INTRODUCTION
Although Parkinson’s disease (PD) primarily affects the central nervous system, it
is a multi-organ disease which also affects the eyes and the peripheral nervous system,
including the autonomic fibers (1,2). PD-related disturbance of the peripheral nerves
may result in sensory, motor, or autonomic neuropathy. Autonomic dysfunction can manifest
as sicca syndrome, hypo-/hyperhidrosis, orthostatic hypotension, reduced blood pressure
variability, reduced heart rate variability, nausea, constipation, vomiting, urinary
dysfunction, or erectile dysfunction (1). Non-motor manifestations, such as hyposmia,
rapid eye movement sleep behavior disorder (RBD), constipation, or depression, may
precede these motor symptoms (1). Although PD-related neuropathy (PDRNP) is well recognized,
relatively little data about this topic are available. Thus, this mini-review aimed
to summarize and discuss previous and current data to provide an overview of the clinical
presentation, diagnosis, frequency, and therapeutic management of PDRNP.
METHODS
A review of published literature collected by searching the PubMed and Google-scholar
databases using appropriate search terms was performed.
RESULTS
In total, 18 articles dealing with the topic of interest were retrieved (Table 1).

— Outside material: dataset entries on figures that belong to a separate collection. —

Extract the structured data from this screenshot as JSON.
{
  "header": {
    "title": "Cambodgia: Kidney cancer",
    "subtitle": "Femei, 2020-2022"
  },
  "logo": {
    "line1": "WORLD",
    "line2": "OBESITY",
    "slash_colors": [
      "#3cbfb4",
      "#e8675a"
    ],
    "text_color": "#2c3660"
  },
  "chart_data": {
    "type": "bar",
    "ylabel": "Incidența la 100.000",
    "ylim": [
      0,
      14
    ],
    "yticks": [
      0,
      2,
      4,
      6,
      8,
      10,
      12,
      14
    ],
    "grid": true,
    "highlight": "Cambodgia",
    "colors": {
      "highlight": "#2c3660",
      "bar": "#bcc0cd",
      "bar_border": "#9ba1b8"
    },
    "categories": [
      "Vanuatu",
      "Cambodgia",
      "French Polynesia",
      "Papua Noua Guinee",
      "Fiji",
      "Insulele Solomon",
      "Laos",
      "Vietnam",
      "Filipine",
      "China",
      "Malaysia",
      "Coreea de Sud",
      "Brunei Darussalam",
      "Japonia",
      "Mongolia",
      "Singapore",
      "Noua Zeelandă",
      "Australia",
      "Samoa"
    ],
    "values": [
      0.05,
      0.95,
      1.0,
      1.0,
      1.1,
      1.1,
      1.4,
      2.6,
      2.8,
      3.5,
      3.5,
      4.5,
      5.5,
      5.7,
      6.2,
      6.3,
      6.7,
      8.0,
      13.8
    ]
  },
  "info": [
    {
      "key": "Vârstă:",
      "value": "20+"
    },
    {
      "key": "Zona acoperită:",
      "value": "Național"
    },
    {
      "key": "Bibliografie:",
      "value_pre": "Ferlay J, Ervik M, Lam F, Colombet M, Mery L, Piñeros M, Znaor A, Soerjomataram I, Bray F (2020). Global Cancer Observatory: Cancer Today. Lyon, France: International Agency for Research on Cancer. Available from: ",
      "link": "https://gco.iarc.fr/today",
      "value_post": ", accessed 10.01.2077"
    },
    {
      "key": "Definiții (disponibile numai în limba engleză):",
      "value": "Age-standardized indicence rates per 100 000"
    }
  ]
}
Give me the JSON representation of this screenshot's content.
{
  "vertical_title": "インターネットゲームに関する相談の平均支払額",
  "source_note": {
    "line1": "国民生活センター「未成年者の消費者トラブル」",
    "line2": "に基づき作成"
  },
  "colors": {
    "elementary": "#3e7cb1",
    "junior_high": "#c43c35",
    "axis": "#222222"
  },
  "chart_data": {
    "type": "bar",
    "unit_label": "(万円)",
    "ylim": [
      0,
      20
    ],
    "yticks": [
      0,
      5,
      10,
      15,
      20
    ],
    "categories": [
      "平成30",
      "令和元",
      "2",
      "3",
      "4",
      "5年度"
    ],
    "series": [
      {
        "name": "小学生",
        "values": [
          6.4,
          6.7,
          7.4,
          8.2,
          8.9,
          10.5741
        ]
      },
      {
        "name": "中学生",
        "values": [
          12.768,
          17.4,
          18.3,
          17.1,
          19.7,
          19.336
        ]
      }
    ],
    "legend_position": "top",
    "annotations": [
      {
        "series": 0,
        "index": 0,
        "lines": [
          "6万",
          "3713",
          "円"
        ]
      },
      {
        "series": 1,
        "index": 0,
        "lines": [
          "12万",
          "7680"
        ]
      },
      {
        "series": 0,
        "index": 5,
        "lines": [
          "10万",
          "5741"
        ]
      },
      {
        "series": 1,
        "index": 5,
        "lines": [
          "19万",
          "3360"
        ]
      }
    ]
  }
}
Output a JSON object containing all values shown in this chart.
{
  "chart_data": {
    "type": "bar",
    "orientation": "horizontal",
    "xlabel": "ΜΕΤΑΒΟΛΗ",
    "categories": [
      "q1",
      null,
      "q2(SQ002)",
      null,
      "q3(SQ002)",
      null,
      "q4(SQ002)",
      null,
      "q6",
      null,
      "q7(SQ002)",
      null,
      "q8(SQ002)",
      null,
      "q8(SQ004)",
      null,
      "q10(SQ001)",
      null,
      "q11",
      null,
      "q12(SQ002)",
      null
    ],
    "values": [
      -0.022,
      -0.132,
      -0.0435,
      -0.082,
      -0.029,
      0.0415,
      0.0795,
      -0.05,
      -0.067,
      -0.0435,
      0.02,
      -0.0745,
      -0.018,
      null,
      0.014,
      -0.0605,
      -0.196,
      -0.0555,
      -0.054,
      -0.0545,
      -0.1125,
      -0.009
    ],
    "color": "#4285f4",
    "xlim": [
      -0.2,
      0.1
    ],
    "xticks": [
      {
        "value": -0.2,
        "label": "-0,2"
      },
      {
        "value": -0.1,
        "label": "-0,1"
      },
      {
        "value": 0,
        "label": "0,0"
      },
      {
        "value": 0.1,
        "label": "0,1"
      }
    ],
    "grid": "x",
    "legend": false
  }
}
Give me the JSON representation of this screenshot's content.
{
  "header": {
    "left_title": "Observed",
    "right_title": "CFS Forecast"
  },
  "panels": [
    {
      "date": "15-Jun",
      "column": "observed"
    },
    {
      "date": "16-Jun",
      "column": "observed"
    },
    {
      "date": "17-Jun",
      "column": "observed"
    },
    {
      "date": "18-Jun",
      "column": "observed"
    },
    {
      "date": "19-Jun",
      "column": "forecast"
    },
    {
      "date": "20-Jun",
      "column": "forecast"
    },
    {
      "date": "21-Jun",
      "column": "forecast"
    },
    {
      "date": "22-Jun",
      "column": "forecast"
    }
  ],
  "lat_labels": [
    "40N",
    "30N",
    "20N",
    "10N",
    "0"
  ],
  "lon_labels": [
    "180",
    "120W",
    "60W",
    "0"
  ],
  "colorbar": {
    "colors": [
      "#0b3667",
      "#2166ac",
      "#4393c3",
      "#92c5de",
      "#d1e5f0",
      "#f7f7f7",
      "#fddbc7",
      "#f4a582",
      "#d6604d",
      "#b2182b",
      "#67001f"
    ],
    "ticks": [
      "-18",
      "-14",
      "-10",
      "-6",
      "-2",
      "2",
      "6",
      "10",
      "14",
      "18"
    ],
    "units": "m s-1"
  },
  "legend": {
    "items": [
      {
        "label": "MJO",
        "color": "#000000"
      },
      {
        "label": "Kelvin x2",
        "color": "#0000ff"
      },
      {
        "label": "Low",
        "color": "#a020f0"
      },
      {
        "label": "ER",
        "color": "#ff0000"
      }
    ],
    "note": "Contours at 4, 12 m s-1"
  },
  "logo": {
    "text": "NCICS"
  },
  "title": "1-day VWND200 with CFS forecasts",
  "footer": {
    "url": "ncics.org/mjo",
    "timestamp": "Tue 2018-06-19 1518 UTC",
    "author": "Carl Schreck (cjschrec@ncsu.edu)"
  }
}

Concerning the clinical presentation, patients with PDRNP may complain of motor, sensory,
or autonomic symptoms, which can be confirmed by appropriate clinical investigation,
autonomic testing, nerve conduction studies (NCSs), and nerve biopsy. In most patients,
NCSs revealed an axonal lesion of motor, sensory, or both sensory and motor fibers
(Table 1). Hereditary PDRNP is predominantly a large fiber neuropathy, whereas acquired
PDRNP manifests frequently as small fiber neuropathy (Table 1). Autonomic testing
may reveal cardiovascular autonomic neuropathy or impaired electrochemical skin conductance
(3). Thus far, nerve biopsy has not been carried out in patients with PDRNP; therefore,
we do not regard nerve biopsy as a cornerstone for diagnosing PDRNP (4) as it is only
applied if neuropathy (NP) due to vasculitis, sarcoidosis, amyloidosis, or leprosy
is suspected. Although small fiber neuropathy (SFN) can be difficult to diagnose (4),
the most sensitive method to detect SFN is skin biopsy (5).
Regarding its etiology, PDRNP is multicausal. It can present due to an underlying
genetic defect causing PD and NP, or it may be secondary due to side effects of treatment
or concomitant diseases in conjunction with NP (Table 1). Genetic disorders manifesting
with PD and NP include mitochondrial disorders (MIDs) (6), spino-cerebellar ataxias
(SCAs) (7), and hereditary spastic paraplegia (HSP) (8). An example of an MID manifesting
with PDRNP is multisystem MID due to mutations in POLG1 (Table 1) (6). Various mutations
in POLG1 that manifest phenotypically with PDRNP have been found (9). In addition
to POLG1 variants, mitochondrial PDRNP may also be due to mutations in C10orf12 (twinkle),
MPV17, and SLC25A46, or in mtDNA related genes (Table 1). An example of a HSP manifesting
with PDRNP is HSP39 due to mutations in PNPLA6 (8). An example of SCA manifesting
with PDRNP is SCA48 due to mutations in STUB1 (7).
PDRNP may also be caused by long-term usage of L-DOPA. L-DOPA may not only cause vitamin-B12
deficiency (L-DOPA induced vitamin-B12 deficiency), but also folate deficiency (10).
The notion that L-DOPA causes vitamin-B12 or folate deficiency, and thus secondary
PDRNP, has been challenged by findings from third world countries showing that low
vitamin-B12 and folate levels do not play a significant role in the development of
PDRNP (11). It has been increasingly recognized that levidopa/carbidopa intestinal
gel (LCIG) can be complicated by NP, particularly SFN (12,13). In a study of 33 patients
treated with LCIG, three patients developed symptomatic PDRNP and seven developed
subclinical PDRNP (13).
Diagnosis of NP relies on the history, clinical exam, blood tests, NCSs, electromyography
(EMG), and autonomic testing (4). EMG may serve as a supplementary method to explore
the effects of motor neuropathy on the skeletal muscles.
CONCLUSIONS
The etiologic spectrum of PDRNP is wider than anticipated, and genetic causes need
to be increasingly considered. Diabetes or anti-Parkinson medications should not be
readily considered as the most frequent cause of PDRNP to avoid overlooking genetic
causes, and a thorough genetic work-up should be implemented.